Все так рассудил, что и ответить нечего.
Но Савва, заразившись его откровенностью, все‑таки ответил:
— Нет, не по дурости! В текстильном деле что, думаете, главное? Шерсть, хлопок, шелк? Нет, други мои, краска. Как покрасишь, так и продашь.
Самого удивило это практическое прозрение. Хотя не сегодня же оно пришло?
Такой, видно, деловой вид на физиономии отобразился, что Амфи даже подпрыгнул от оскорбления:
— Нет, с вами только дохлых мух давить! Кто гарем обещал?

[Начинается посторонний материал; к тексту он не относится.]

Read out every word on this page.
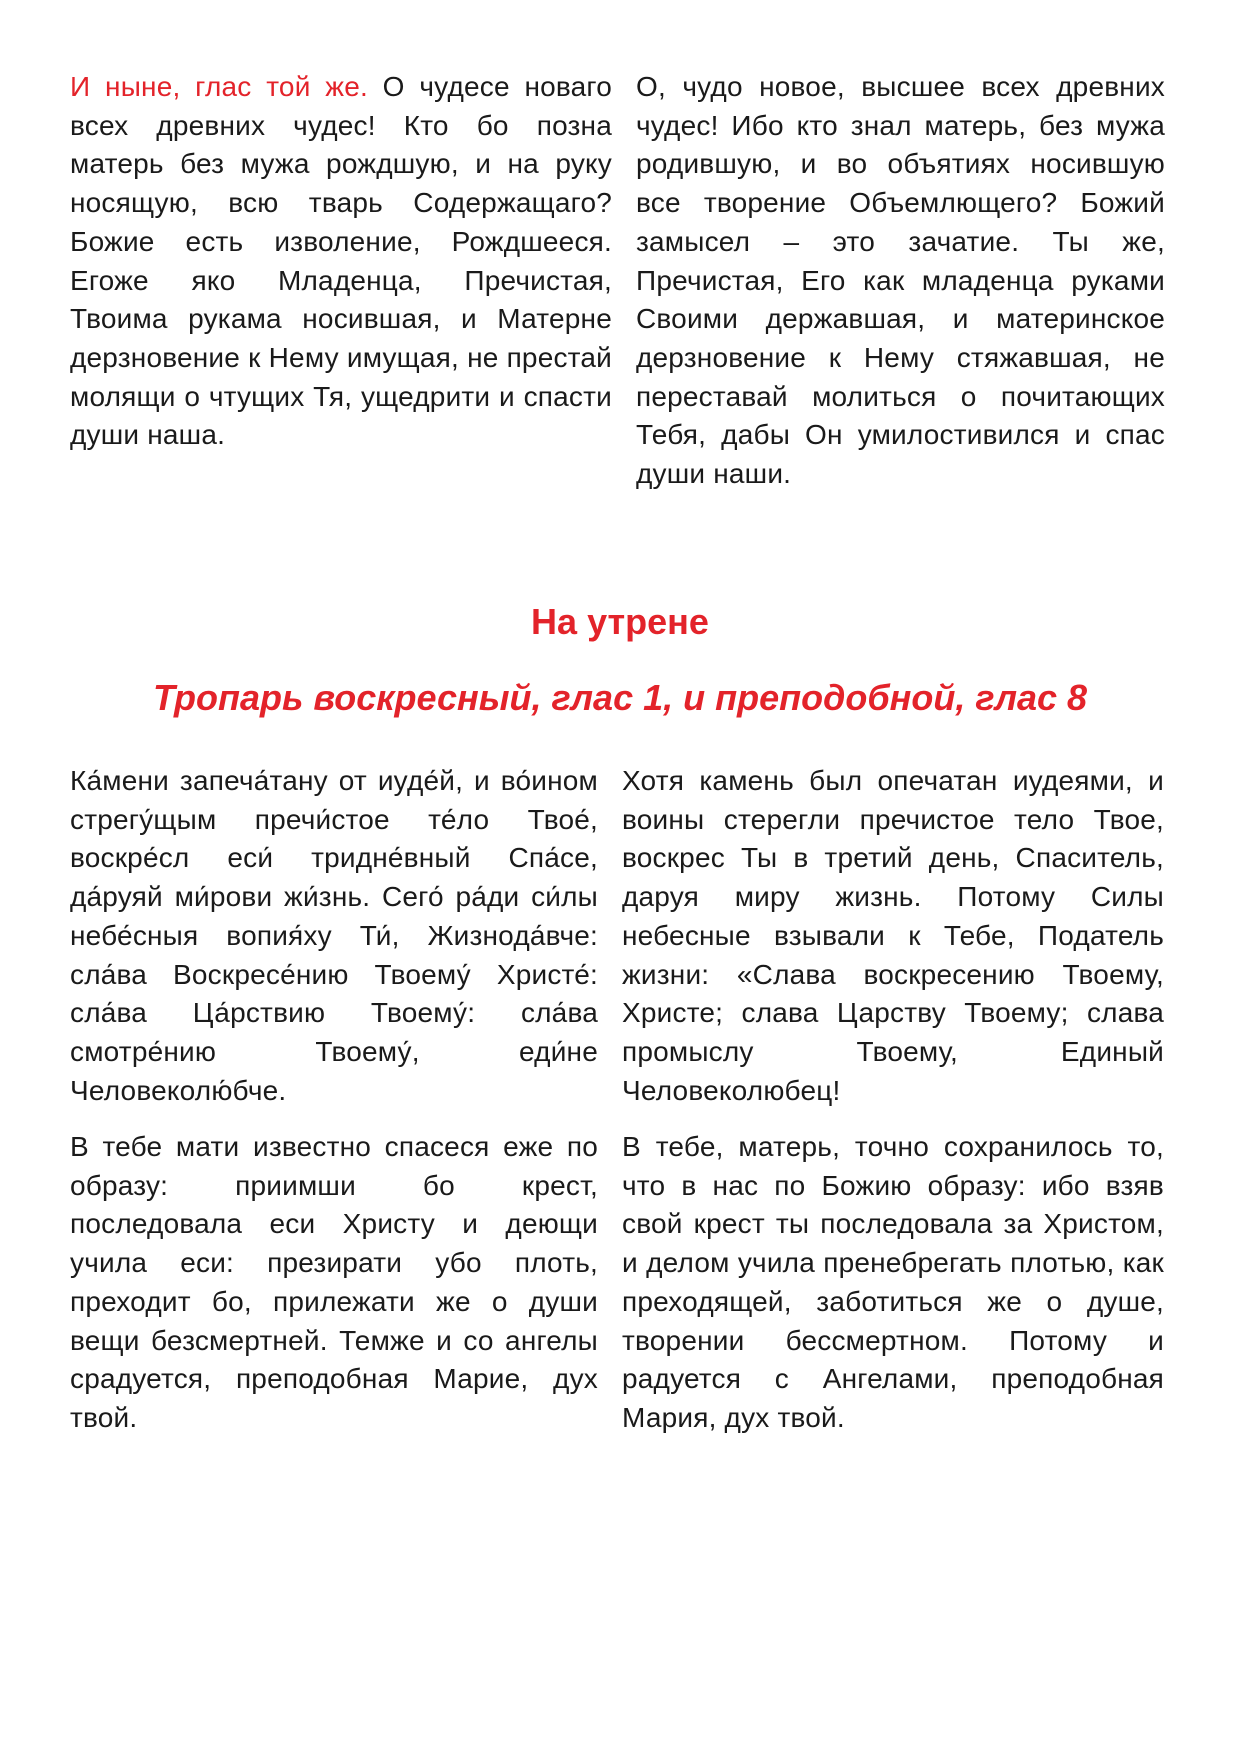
И ныне, глас той же. О чудесе новаго всех древних чудес! Кто бо позна матерь без мужа рождшую, и на руку носящую, всю тварь Содержащаго? Божие есть изволение, Рождшееся. Егоже яко Младенца, Пречистая, Твоима рукама носившая, и Матерне дерзновение к Нему имущая, не престай молящи о чтущих Тя, ущедрити и спасти души наша.

О, чудо новое, высшее всех древних чудес! Ибо кто знал матерь, без мужа родившую, и во объятиях носившую все творение Объемлющего? Божий замысел – это зачатие. Ты же, Пречистая, Его как младенца руками Своими державшая, и материнское дерзновение к Нему стяжавшая, не переставай молиться о почитающих Тебя, дабы Он умилостивился и спас души наши.

На утрене
Тропарь воскресный, глас 1, и преподобной, глас 8

Ка́мени запеча́тану от иуде́й, и во́ином стрегу́щым пречи́стое те́ло Твое́, воскре́сл еси́ тридне́вный Спа́се, да́руяй ми́рови жи́знь. Сего́ ра́ди си́лы небе́сныя вопия́ху Ти́, Жизнода́вче: сла́ва Воскресе́нию Твоему́ Христе́: сла́ва Ца́рствию Твоему́: сла́ва смотре́нию Твоему́, еди́не Человеколю́бче.

Хотя камень был опечатан иудеями, и воины стерегли пречистое тело Твое, воскрес Ты в третий день, Спаситель, даруя миру жизнь. Потому Силы небесные взывали к Тебе, Податель жизни: «Слава воскресению Твоему, Христе; слава Царству Твоему; слава промыслу Твоему, Единый Человеколюбец!

В тебе мати известно спасеся еже по образу: приимши бо крест, последовала еси Христу и деющи учила еси: презирати убо плоть, преходит бо, прилежати же о души вещи безсмертней. Темже и со ангелы срадуется, преподобная Марие, дух твой.

В тебе, матерь, точно сохранилось то, что в нас по Божию образу: ибо взяв свой крест ты последовала за Христом, и делом учила пренебрегать плотью, как преходящей, заботиться же о душе, творении бессмертном. Потому и радуется с Ангелами, преподобная Мария, дух твой.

Надо было как‑то выкручиваться.
Всякая вода, как известно, течет по течению. Усадебные пруды были устроены на ручье, который покойный дед назвал Плаксой. У него были свои причуды, никто не возражал. Плакса так Плакса. Может, и характер ручья такой: со слезами родниковыми пробивается сквозь густейшую навесь вековых ив. В иных местах и воды‑то не видно, так все заросло. А звон стоит почище соловьиного; витые корни и уткнувшиеся в землю ветви заставляют струю перепрыгивать через многочисленные запруды. Сами собой и прудики образуются. Дед Савва Васильевич бесполезными красотами, которые нельзя было положить на хлопчатую или там шелковую ткань, не грешил. Первоначальную избу ставил, где помещик Рюмин указал — в сырой и болотистой пойме безымянного, а главное, бесполезного ручья. Ни рыбы тут, ни купанья. Живи, Мороз, коль не померзнешь!